State of the Union

Als Barack Obama am Dienstag zur Rede zur Lage der Nation antrat hatten es einige Journalisten bereits als eine seine letzten Chancen gesehen, um die Kritiker – auch in den eigenen Reihen – hinter sich zu bringen und seine von immer mehr Erosionen betroffene Präsidentschaft wieder etwas glatt zu bügeln. Doch nicht nur politisch wurde Obama in den vergangenen Monaten immer mehr in die Ecke gedrängt, sondern auch online musste er seine Chance nutzen, um nicht an Relevanz zu verlieren.

Am Tag danach sprechen die Einen von einer „Ruckrede„, die Anderen von einer „wegweisenden Rede“ – in der Obama seinen „Sputnik-Moment“ hatte. Verschiedene deutsche Medien titelenden heute mit Sputnik-Überschriften, da Obama in seiner Rede unter anderem einen Vergleich zu den politischen Herausforderungen in den 50er Jahren zog, als die Sowjets den USA mit dem ersten Satelliten im All zuvorgekommen waren. Während es damals um den Wettlauf im Weltraum ging, finde der heutige Wettlauf im Bereich Bildung und Forschung statt, um auf diese Weise neue Industriezeweige zu schaffen.
Insgesamt gesehen erhielt Obama für seine Rede weltweit ein positives Presseecho. Der Befreiungsschlag scheint also gelungen.

Ein Thema ist in der Berichterstattung jedoch deutlich untergegangen, nämlich Obamas Aktivitäten im Netz. Nicht nur politisch stand Obama in den letzten Wochen mit dem Rücken zur Wand. Galt Obama noch vor zwei Jahren als der unerreichbare, Followerspitzenreiter in den großen sozialen Netzwerken, haben ihm inzwischen die Lady Gagas dieseser Welt den Rang abgelaufen. Und auch ansonsten musste der einstige „Internetvorzeigepräsident“ viel Kritik einstecken, da von den Internet-Innovationsschüben nach den ersten beiden Jahren seiner Amtszeit immer weniger zu spüren war.

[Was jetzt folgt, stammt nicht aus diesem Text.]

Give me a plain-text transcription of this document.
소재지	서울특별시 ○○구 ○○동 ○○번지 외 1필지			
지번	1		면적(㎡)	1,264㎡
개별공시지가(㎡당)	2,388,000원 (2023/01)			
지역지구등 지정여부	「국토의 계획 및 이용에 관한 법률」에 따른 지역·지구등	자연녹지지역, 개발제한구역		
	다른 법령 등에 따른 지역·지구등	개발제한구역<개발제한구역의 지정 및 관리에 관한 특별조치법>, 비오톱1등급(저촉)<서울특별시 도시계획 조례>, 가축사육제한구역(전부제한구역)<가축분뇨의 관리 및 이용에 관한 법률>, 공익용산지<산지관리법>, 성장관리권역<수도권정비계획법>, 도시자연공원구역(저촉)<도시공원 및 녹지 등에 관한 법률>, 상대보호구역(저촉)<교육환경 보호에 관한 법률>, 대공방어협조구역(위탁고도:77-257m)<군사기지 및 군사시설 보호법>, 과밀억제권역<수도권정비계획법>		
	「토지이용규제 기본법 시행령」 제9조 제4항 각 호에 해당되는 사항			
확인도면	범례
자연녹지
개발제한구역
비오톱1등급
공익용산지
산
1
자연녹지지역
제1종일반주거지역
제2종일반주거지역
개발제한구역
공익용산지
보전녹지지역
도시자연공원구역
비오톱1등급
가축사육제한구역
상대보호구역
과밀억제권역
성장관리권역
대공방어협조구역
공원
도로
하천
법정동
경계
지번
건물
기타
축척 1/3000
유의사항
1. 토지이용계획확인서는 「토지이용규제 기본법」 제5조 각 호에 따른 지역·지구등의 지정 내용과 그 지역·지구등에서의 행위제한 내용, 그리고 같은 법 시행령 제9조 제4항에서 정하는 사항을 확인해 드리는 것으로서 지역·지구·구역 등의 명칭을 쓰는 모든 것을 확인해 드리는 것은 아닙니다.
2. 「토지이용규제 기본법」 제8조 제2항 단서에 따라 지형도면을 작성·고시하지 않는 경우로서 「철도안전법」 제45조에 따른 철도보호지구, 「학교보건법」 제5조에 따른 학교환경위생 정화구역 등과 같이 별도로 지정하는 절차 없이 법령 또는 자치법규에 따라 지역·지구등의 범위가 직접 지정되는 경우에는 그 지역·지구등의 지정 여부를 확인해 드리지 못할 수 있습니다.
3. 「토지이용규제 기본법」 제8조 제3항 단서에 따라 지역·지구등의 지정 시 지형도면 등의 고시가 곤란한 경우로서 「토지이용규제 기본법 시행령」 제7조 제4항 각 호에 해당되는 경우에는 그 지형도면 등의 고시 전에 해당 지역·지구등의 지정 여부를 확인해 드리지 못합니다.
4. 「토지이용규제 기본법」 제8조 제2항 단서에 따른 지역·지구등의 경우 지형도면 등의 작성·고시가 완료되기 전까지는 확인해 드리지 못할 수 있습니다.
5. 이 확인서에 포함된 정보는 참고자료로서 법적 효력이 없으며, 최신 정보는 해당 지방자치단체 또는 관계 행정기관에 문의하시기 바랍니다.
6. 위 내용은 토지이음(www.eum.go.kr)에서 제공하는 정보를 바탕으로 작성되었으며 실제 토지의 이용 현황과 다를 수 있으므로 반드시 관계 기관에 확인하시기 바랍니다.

Seine Rede zur Lage der Nation nutzte er deshalb nicht nur für seine politische Rehabilitation, sondern um auch zu zeigen, dass ihm und seinen Mitarbeiterinnen und Mitarbeitern die Ideen für Onlineangebote noch nicht ausgegangen sind. Unter der eigens eigerichteten Website für die Rede, wurde und wird einmal mehr die vorbildliche Einteilung der Vorbereitung, Durchführung und Nachbereitung von politischen Veranstaltungen umgesetzt. Während in Deutschland häufig noch immer Kampagnenseiten nach dem Ende der Durchführungsphase eingestellt, z.T. sogar gelöscht, werden, hat das Team Obamas ein interessantes Komplettprogram aufgestellt. So berichtete die Seite bereits vorab über die wichtigsten Facts zu den traditionellen Reden zur Lage der Nation. In einer animierten Übersicht konnte man sich anschauen, wer während der Rede neben der First Lady sitzen wird und warum und auch die Verknüpfungen von Facebook und Twitter durften natürlich nicht fehlen.

State of the Union

Spannender noch, als das was vor und während der Rede auf der Website passierte, ist das, was nach dem Livestream auf der Seite angeboten wurde. Innerhalb kürzester Zeit stellte man ein mit erklärenden Visualisierungen ergänztes Video der Rede bereit und ein komplettes Wochenprogramm rund um Obamas Rede wurde angekündigt. So beantworteten noch am gleichen Abend Mitarbeiter des Weißen Hauses Fragen aus dem Netz und auch die nächsten Abende geht es so weiter.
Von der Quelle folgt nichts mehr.